Zwammerdam meent Waalwijk niets meer verschuldigd te zijn, omdat zij in totaal € 57.472,02 schade heeft geleden, omdat Waalwijk niet heeft voldaan aan de overeengekomen fatale termijn en een gebrekkig product heeft geleverd en Zwammerdam deze schadevergoeding verrekent met de door haar nog te betalen koopprijs. Zij vordert daarom in reconventie – kortgezegd – het volgende:
I. een verklaring voor recht dat Waalwijk is tekortgeschoten in de nakoming van de overeenkomst doordat zij niet heeft voldaan aan de overeengekomen fatale termijn;
II. een verklaring voor recht dat Waalwijk is tekortgeschoten in de nakoming van de overeenkomst doordat zij een gebrekkig product heeft geleverd;
III. een schadevergoeding van € 57.472,02, vermeerderd met wettelijke rente.
Zwammerdam heeft in beginsel een betalingsverplichting uit de overeenkomst
2.17.
Waalwijk vordert dat Zwammerdam haar betalingsverplichting uit de overeenkomst nakomt.
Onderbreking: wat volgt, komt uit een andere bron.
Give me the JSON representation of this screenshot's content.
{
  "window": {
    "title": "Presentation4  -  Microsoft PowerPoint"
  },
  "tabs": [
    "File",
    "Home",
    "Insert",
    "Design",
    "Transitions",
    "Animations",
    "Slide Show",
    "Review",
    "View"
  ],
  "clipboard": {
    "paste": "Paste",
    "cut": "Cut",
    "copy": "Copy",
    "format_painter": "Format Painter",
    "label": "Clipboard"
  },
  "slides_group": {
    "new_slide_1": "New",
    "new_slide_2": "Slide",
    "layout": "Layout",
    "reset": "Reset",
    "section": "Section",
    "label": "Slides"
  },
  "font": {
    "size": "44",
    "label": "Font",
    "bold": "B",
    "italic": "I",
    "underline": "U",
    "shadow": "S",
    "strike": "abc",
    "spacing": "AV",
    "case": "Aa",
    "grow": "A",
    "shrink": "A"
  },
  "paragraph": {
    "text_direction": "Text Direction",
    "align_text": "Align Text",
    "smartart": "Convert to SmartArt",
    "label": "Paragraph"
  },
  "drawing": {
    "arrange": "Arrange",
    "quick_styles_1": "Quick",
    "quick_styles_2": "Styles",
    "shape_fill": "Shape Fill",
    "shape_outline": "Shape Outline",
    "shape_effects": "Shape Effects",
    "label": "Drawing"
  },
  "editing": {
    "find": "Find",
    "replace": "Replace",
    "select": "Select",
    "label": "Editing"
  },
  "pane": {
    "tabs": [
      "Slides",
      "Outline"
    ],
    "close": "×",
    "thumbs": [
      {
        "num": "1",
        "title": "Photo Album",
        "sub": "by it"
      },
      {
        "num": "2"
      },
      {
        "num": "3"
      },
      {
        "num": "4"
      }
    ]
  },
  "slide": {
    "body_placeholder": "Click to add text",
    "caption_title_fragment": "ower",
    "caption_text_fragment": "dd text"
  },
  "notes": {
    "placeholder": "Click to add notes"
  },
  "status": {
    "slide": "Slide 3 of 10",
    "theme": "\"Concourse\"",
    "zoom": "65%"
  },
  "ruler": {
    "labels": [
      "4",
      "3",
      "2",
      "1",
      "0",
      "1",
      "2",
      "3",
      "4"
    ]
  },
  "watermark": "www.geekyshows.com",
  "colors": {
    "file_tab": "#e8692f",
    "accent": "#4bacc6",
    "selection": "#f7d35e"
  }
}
Vast staat dat Waalwijk het product heeft geleverd aan Zwammerdam. Zwammerdam heeft de ontvangst of de hoogte van de in 2.12 vermelde facturen niet betwist. Zwammerdam is dus het bedrag van € 23.989,91 in beginsel verschuldigd. Zwammerdam stelt echter dit bedrag niet te hoeven betalen, omdat zij een reconventionele (en hogere) vordering heeft van € 57.472,02 op Waalwijk, omdat zij schade heeft geleden doordat Waalwijk niet voor een fatale termijn heeft geleverd en het geleverde split gebrekkig is. In conventie beroept zij zich dus op verrekening. Daarnaast beroept zij zich in conventie op opschorting. Voordat de rechtbank toe kan komen aan de beoordeling van de verweren van Zwammerdam in conventie, zal zij eerst de vorderingen in reconventie moeten behandelen om te kunnen bepalen of Zwammerdam een vordering heeft op Waalwijk. Daarna kan zij oordelen over de vordering in conventie. De rechtbank zal dan ook hierna de beoordeling van de vorderingen in die volgorde aanhouden.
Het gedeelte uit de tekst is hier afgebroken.